Macedonio no era “lector voraz”, sino relector, la actividad de la relectura, de la reminiscencia platónica (“Conocer es recordar”), le apasionaba más que la “avidez de novedades”, o la puesta en práctica de ser un lector a la orden del día. Su platonismo entonces, él lo admitía, era extremo.
Esta actitud del recordante me parece mucho más cercana al intelecto que la del “lector voraz”, acaso porque todo ejercicio de pensamiento no trata de otra cosa que de recordar el origen, el paraíso perdido en el recuerdo recuperado.
Las calles de la infancia, los primeros ponientes, el primer beso, los días de la escuela, tienen para el espíritu sensible mucho más valor que los días de la madurez, en los que la mitad de la vida se la pasa uno trabajando, y la otra mitad recordando la vacacional infancia.

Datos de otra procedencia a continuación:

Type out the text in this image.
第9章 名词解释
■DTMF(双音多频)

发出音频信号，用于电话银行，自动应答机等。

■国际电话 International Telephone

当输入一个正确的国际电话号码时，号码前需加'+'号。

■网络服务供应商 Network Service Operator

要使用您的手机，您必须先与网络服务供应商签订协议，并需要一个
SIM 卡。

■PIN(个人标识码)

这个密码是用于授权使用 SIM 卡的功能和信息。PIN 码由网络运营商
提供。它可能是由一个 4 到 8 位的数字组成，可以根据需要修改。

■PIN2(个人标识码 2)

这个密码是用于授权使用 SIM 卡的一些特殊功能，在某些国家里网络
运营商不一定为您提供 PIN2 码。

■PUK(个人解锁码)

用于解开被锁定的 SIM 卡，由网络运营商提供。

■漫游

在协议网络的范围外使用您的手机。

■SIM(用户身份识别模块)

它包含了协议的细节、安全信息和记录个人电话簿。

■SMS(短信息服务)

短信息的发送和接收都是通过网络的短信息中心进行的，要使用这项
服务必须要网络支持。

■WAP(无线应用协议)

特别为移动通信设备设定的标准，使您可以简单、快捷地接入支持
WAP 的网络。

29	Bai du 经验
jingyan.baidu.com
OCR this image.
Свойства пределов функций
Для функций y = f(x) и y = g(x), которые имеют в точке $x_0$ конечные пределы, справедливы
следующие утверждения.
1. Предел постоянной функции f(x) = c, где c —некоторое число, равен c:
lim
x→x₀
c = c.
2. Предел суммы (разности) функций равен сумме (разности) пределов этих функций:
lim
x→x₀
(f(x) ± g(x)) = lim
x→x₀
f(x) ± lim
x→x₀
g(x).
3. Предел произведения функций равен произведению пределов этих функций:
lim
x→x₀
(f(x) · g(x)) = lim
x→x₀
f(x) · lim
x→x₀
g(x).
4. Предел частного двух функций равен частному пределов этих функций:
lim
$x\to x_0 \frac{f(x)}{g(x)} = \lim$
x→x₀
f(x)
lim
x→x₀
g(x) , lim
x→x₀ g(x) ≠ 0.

Somos seres ávidos de lo primario, del origen, y la actitud del relector, del que prefiere recomenzar sobre una misma obra una y otra vez hasta agotar la mayoría de sus fuentes, es una actitud digna del pensar a secas, del retrotraerse hasta el Arquetipo, porque si conocer es recordar, releer es entonces comprender.
Lo que se busca en la relectura es la repetición, curioso fenómeno de la temporalidad que Kierkegaard llegó a calificar como “el tiempo de la eternidad”. Repetición y reminiscencia confluyen en el relector que, a partir del mecanismo de la repetición cíclica de la lectura para absorber todas sus fuentes, adquiere el acceso al Origen del texto y al Arquetipo.
Por otra parte, la acumulación desenfrenada y el caos poco tienen que ver con el pensamiento intelectual y con el arte, a no ser que estemos considerando por arte lo que ocurrió en los últimos cien años. En cambio, la tendencia anterior al mundo que hoy conocemos, y que se remonta hasta los orígenes mismos del hombre, fue la de conservar lo primario, porque el peregrino sólo lleva lo esencial, y la esencia está lejos de los utensilios. Así, el peregrino ruso llevaba con él solamente la Biblia y la Filocalia: cargar con mayor peso hubiera sido una intrusión.
El pensamiento chino lo entendió para la posteridad, allá lejos y hace tiempo: “Poseer infinidad de carruajes es no poseer carruaje alguno”.